In a report issued AT A NEW Delhi meeting on climate change in November, the International Rivers Network of Berkeley, California and CDM Watch of Bali, Indonesia, objected to hydro projects being considered for green house gas reduction credits, under the Clean Development Mechanism (CDM).
The CDM is a part of the Kyoto Protocol which promotes carbon dioxide-reducing projects in developing countries. When the protocol enters into force, the carbon credits generated by green projects could be used to help meet greenhouse gas reduction targets by the 37 industrialised countries governed by the treaty.
Environmentalists have argued that that seven hydro dam projects in Chile, Costa Rica, Panama, Peru and Uganda should not be included under CDM credits.
In their report ‘Damming the CDM’, authors Barbara Haya, Patrick McCully and Ben Pearson say that seven hydro projects claimed for emissions credit under the CDM are already under development, and in some cases are nearly complete.

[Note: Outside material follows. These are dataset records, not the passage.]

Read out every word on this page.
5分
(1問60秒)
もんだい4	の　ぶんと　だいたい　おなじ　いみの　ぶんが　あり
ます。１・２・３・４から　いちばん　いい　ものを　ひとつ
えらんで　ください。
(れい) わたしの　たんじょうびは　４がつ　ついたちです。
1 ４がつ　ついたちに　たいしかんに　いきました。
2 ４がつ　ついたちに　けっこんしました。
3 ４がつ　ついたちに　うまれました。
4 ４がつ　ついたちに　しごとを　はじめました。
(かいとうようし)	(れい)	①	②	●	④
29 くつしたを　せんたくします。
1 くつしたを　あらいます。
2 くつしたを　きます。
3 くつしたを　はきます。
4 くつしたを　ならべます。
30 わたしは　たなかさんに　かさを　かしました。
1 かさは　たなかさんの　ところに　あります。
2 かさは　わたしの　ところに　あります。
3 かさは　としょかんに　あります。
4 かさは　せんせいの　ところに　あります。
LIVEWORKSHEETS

They are ‘business as usual projects that would go ahead without the CDM’, the report says.
Five out of the seven dam projects at issue are in Latin America – the 25MW Chacabuquito dam in Chile; two dams in Costa Rica, the 7.5MW El Encanto and the 35.4MW Penas Blancas dams; three dams in Panama totalling 242MW; and the 90MW Huanza dam in Peru.
The remaining dams under objection are in Uganda, including the Bujagali project (see story links).